34 The appellant pointed to the fact that reliance upon an inducement by misleading and deceptive conduct may be inferred where the representee does not give direct evidence to that effect. He relied first upon Gould v Vaggelas [1985] HCA 75; (1985) 157 CLR 215 which supports the general proposition that inducement may be inferred. That does not however appear to have been a case where the representees did not give evidence of inducement.
35 Secondly the appellant relied upon Hanave Pty Ltd v Lfot Pty Ltd [1999] FCA 357; (1999) 43 IPR 545 and in particular the following passage in the judgment of Wilcox J (at 548):
"In a case where Mr Burke was thought unworthy of credit because of a tendency to tailor his evidence to suit his company's case, it is ironic that the respondents' best point is that Mr Burke failed to give the standard self-serving evidence of reliance.

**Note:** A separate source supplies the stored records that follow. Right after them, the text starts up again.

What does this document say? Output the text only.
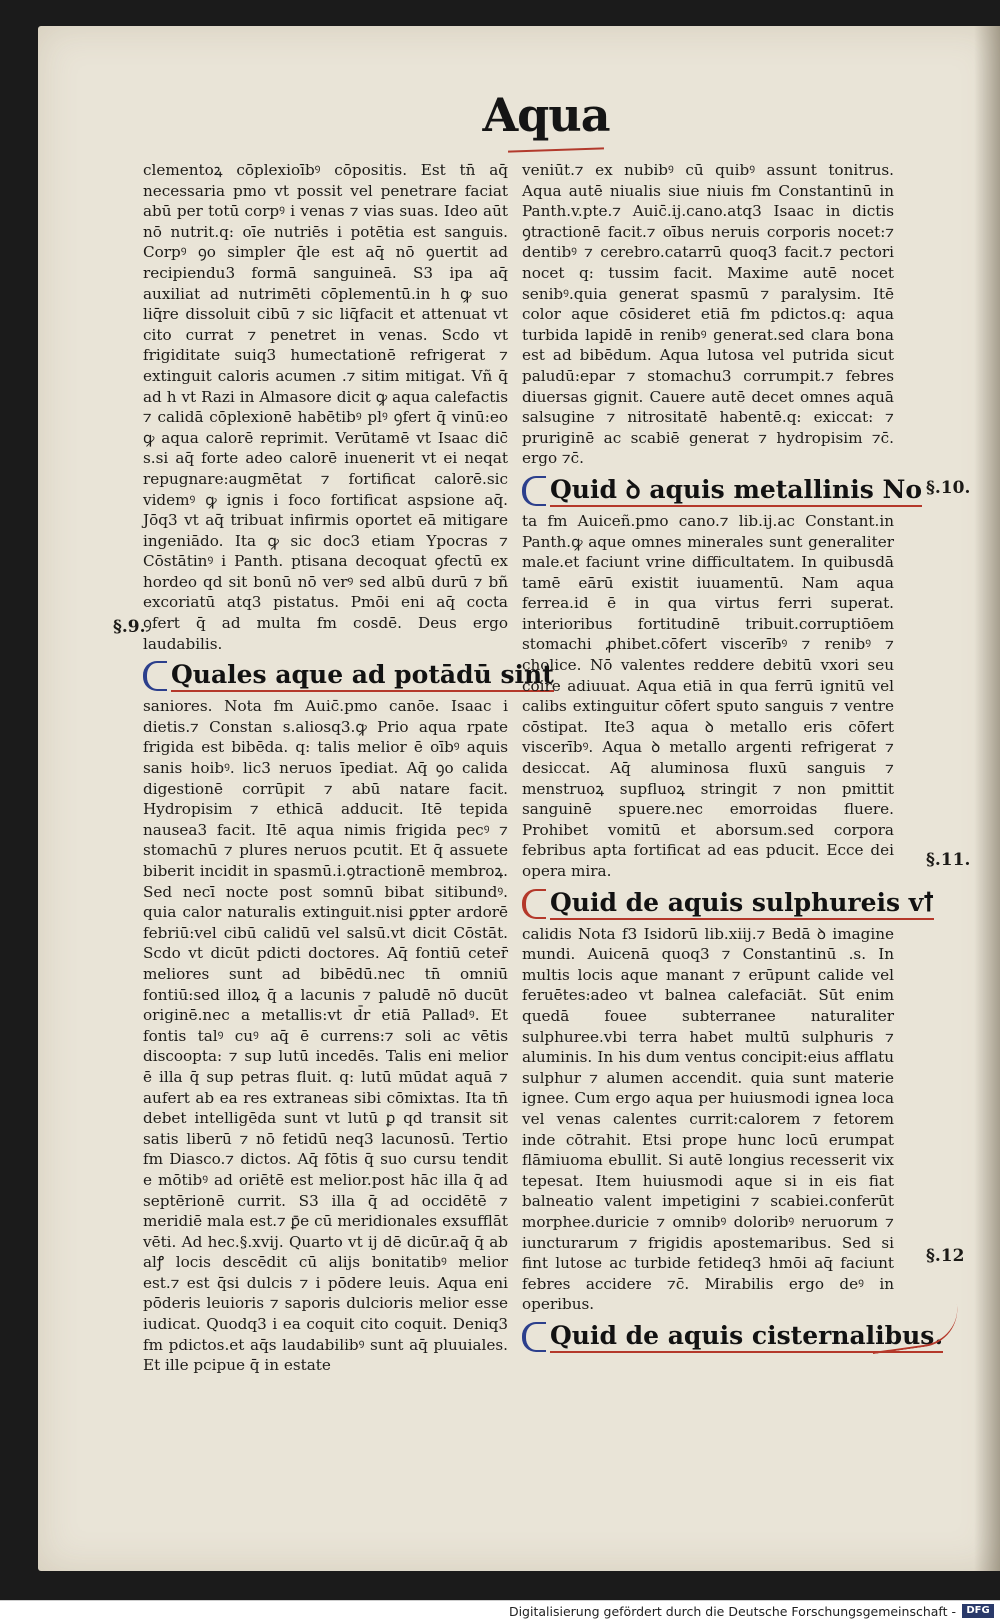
Aqua

clementoꝝ cōplexioībꝰ cōpositis. Est tn̄ aq̄ necessaria pmo vt possit vel penetrare faciat abū per totū corpꝰ i venas ⁊ vias suas. Ideo aūt nō nutrit.q: oīe nutriēs i potētia est sanguis. Corpꝰ ꝯo simpler q̄le est aq̄ nō ꝯuertit ad recipiendu3 formā sanguineā. S3 ipa aq̄ auxiliat ad nutrimēti cōplementū.in h ꝙ suo liq̄re dissoluit cibū ⁊ sic liq̄facit et attenuat vt cito currat ⁊ penetret in venas. Scdo vt frigiditate suiq3 humectationē refrigerat ⁊ extinguit caloris acumen .⁊ sitim mitigat. Vñ q̄ ad h vt Razi in Almasore dicit ꝙ aqua calefactis ⁊ calidā cōplexionē habētibꝰ plꝰ ꝯfert q̄ vinū:eo ꝙ aqua calorē reprimit. Verūtamē vt Isaac dic̄ s.si aq̄ forte adeo calorē inuenerit vt ei neqat repugnare:augmētat ⁊ fortificat calorē.sic videmꝰ ꝙ ignis i foco fortificat aspsione aq̄. Jōq3 vt aq̄ tribuat infirmis oportet eā mitigare ingeniādo. Ita ꝙ sic doc3 etiam Ypocras ⁊ Cōstātinꝰ i Panth. ptisana decoquat ꝯfectū ex hordeo qd sit bonū nō verꝰ sed albū durū ⁊ bñ excoriatū atq3 pistatus. Pmōi eni aq̄ cocta ꝯfert q̄ ad multa fm cosdē. Deus ergo laudabilis.

Quales aque ad potādū sint

saniores. Nota fm Auic̄.pmo canōe. Isaac i dietis.⁊ Constan s.aliosq3.ꝙ Prio aqua rpate frigida est bibēda. q: talis melior ē oībꝰ aquis sanis hoibꝰ. lic3 neruos īpediat. Aq̄ ꝯo calida digestionē corrūpit ⁊ abū natare facit. Hydropisim ⁊ ethicā adducit. Itē tepida nausea3 facit. Itē aqua nimis frigida pecꝰ ⁊ stomachū ⁊ plures neruos pcutit. Et q̄ assuete biberit incidit in spasmū.i.ꝯtractionē membroꝝ. Sed necī nocte post somnū bibat sitibundꝰ. quia calor naturalis extinguit.nisi ꝑpter ardorē febriū:vel cibū calidū vel salsū.vt dicit Cōstāt. Scdo vt dicūt pdicti doctores. Aq̄ fontiū ceter̄ meliores sunt ad bibēdū.nec tn̄ omniū fontiū:sed illoꝝ q̄ a lacunis ⁊ paludē nō ducūt originē.nec a metallis:vt d̄r etiā Palladꝰ. Et fontis talꝰ cuꝰ aq̄ ē currens:⁊ soli ac vētis discoopta: ⁊ sup lutū incedēs. Talis eni melior ē illa q̄ sup petras fluit. q: lutū mūdat aquā ⁊ aufert ab ea res extraneas sibi cōmixtas. Ita tn̄ debet intelligēda sunt vt lutū ꝑ qd transit sit satis liberū ⁊ nō fetidū neq3 lacunosū. Tertio fm Diasco.⁊ dictos. Aq̄ fōtis q̄ suo cursu tendit e mōtibꝰ ad oriētē est melior.post hāc illa q̄ ad septērionē currit. S3 illa q̄ ad occidētē ⁊ meridiē mala est.⁊ ꝑ̄e cū meridionales exsufflāt vēti. Ad hec.§.xvij. Quarto vt ij dē dicūr.aq̄ q̄ ab alꝭ locis descēdit cū alijs bonitatibꝰ melior est.⁊ est q̄si dulcis ⁊ i pōdere leuis. Aqua eni pōderis leuioris ⁊ saporis dulcioris melior esse iudicat. Quodq3 i ea coquit cito coquit. Deniq3 fm pdictos.et aq̄s laudabilibꝰ sunt aq̄ pluuiales. Et ille pcipue q̄ in estate

veniūt.⁊ ex nubibꝰ cū quibꝰ assunt tonitrus. Aqua autē niualis siue niuis fm Constantinū in Panth.v.pte.⁊ Auic̄.ij.cano.atq3 Isaac in dictis ꝯtractionē facit.⁊ oībus neruis corporis nocet:⁊ dentibꝰ ⁊ cerebro.catarrū quoq3 facit.⁊ pectori nocet q: tussim facit. Maxime autē nocet senibꝰ.quia generat spasmū ⁊ paralysim. Itē color aque cōsideret etiā fm pdictos.q: aqua turbida lapidē in renibꝰ generat.sed clara bona est ad bibēdum. Aqua lutosa vel putrida sicut paludū:epar ⁊ stomachu3 corrumpit.⁊ febres diuersas gignit. Cauere autē decet omnes aquā salsugine ⁊ nitrositatē habentē.q: exiccat: ⁊ pruriginē ac scabiē generat ⁊ hydropisim ⁊c̄. ergo ⁊c̄.

Quid ꝺ aquis metallinis No

ta fm Auiceñ.pmo cano.⁊ lib.ij.ac Constant.in Panth.ꝙ aque omnes minerales sunt generaliter male.et faciunt vrine difficultatem. In quibusdā tamē eārū existit iuuamentū. Nam aqua ferrea.id ē in qua virtus ferri superat. interioribus fortitudinē tribuit.corruptiōem stomachi ꝓhibet.cōfert viscerībꝰ ⁊ renibꝰ ⁊ cholice. Nō valentes reddere debitū vxori seu coire adiuuat. Aqua etiā in qua ferrū ignitū vel calibs extinguitur cōfert sputo sanguis ⁊ ventre cōstipat. Ite3 aqua ꝺ metallo eris cōfert viscerībꝰ. Aqua ꝺ metallo argenti refrigerat ⁊ desiccat. Aq̄ aluminosa fluxū sanguis ⁊ menstruoꝝ supfluoꝝ stringit ⁊ non pmittit sanguinē spuere.nec emorroidas fluere. Prohibet vomitū et aborsum.sed corpora febribus apta fortificat ad eas pducit. Ecce dei opera mira.

Quid de aquis sulphureis vꝉ

calidis Nota f3 Isidorū lib.xiij.⁊ Bedā ꝺ imagine mundi. Auicenā quoq3 ⁊ Constantinū .s. In multis locis aque manant ⁊ erūpunt calide vel feruētes:adeo vt balnea calefaciāt. Sūt enim quedā fouee subterranee naturaliter sulphuree.vbi terra habet multū sulphuris ⁊ aluminis. In his dum ventus concipit:eius afflatu sulphur ⁊ alumen accendit. quia sunt materie ignee. Cum ergo aqua per huiusmodi ignea loca vel venas calentes currit:calorem ⁊ fetorem inde cōtrahit. Etsi prope hunc locū erumpat flāmiuoma ebullit. Si autē longius recesserit vix tepesat. Item huiusmodi aque si in eis fiat balneatio valent impetigini ⁊ scabiei.conferūt morphee.duricie ⁊ omnibꝰ doloribꝰ neruorum ⁊ iuncturarum ⁊ frigidis apostemaribus. Sed si fint lutose ac turbide fetideq3 hmōi aq̄ faciunt febres accidere ⁊c̄. Mirabilis ergo deꝰ in operibus.

Quid de aquis cisternalibus.
§.9.
§.10.
§.11.
§.12
Digitalisierung gefördert durch die Deutsche Forschungsgemeinschaft -	DFG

However, I do not think this matters. I agree with Kiefel J that causation can sometimes (perhaps best) be resolved by the court objectively determining the likely effect of the misleading conduct. This is such a case. All the objective facts point to the conclusion that, if Mr Burke had been given information that caused him to doubt the ability of Barbara's Storehouse reliably to pay its rental over the long period of the lease to May 2003, he would have declined to proceed with the transaction on the negotiated terms."
36 That was a case in which there was non-disclosure to a purchaser of property of an adverse matter relating to a tenant of the property. The tenant had been described to the purchaser by the vendor's agent as a "high quality" tenant. It was not therefore a case like the present where, putting the case at its highest for the appellant, there was a representation which might conceivably have borne a particular meaning (contrary to what I regard as its natural meaning in the circumstances of the case) and the supposed representee has not given evidence that he took the statement in that particular way and relied upon it when deciding to sign the guarantee. In the circumstances of this case, there is in my view no basis for drawing any inferences which would overcome the absence of such evidence from the appellant. The parties might have been otherwise if the natural meaning of the words said to have been used clearly supported the appellant's misrepresentation case.